Remoe highlighted NP’s longstanding relationship with the government, noting that the company remains a major supplier of fuel to state institutions, often extending credit amounting to millions of dollars. She emphasised that this arrangement has enabled the government to continue operating effectively despite financial constraints.
She further pointed to NP’s contributions to national development, citing projects such as the Aberdeen Women’s Centre, the Bunce Ward at Connaught Hospital, and an engineering building at Fourah Bay College valued at over $2 million, all reportedly financed by NP or its leadership.
Despite these contributions, Remoe questioned the rationale behind the government’s reported plan to grant Aminata a special concession.

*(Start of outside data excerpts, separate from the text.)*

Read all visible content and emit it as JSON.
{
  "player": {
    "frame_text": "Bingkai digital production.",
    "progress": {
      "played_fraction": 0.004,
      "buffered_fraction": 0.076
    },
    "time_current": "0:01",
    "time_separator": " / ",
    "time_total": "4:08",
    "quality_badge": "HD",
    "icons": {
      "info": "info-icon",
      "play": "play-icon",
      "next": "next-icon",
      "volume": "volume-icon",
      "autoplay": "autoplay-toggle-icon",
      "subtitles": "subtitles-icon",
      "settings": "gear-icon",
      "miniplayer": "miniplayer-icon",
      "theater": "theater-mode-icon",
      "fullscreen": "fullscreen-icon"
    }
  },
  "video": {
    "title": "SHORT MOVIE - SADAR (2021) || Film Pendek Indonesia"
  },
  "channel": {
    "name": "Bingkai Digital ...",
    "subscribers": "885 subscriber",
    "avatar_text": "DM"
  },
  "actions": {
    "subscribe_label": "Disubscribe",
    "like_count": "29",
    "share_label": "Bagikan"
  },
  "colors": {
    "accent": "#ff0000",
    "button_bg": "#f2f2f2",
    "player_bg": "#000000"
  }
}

She stated that a document submitted to Parliament by the Ministry of Trade proposes tax exemptions for Aminata on fuel imports for a period of three years.
“This means a foreign-owned company will not pay taxes, while NP, which is owed millions by the government, continues to do so,” Remoe argued, stressing that NP has not objected to paying taxes but raising concerns about fairness.
Drawing comparisons with Liberia, Remoe alleged that when NP previously attempted to expand operations there, it faced significant resistance from Aminata and its backers, with support from the Liberian government to block NP’s entry. She suggested that Liberia’s actions were driven by a desire to protect and promote locally owned businesses.
In contrast, she expressed disappointment that Sierra Leone appears to be offering preferential treatment to a foreign company, especially at a time when local enterprises are striving to grow.
Remoe concluded by urging the government to prioritize the development of indigenous businesses. She called on policymakers to focus on creating more wholly Sierra Leonean-owned companies across various sectors, and to design tax policies and business conditions that encourage their growth.
“The conversation should be about how we build and support local companies, not how we weaken them while giving advantage to foreign competitors,” she stated.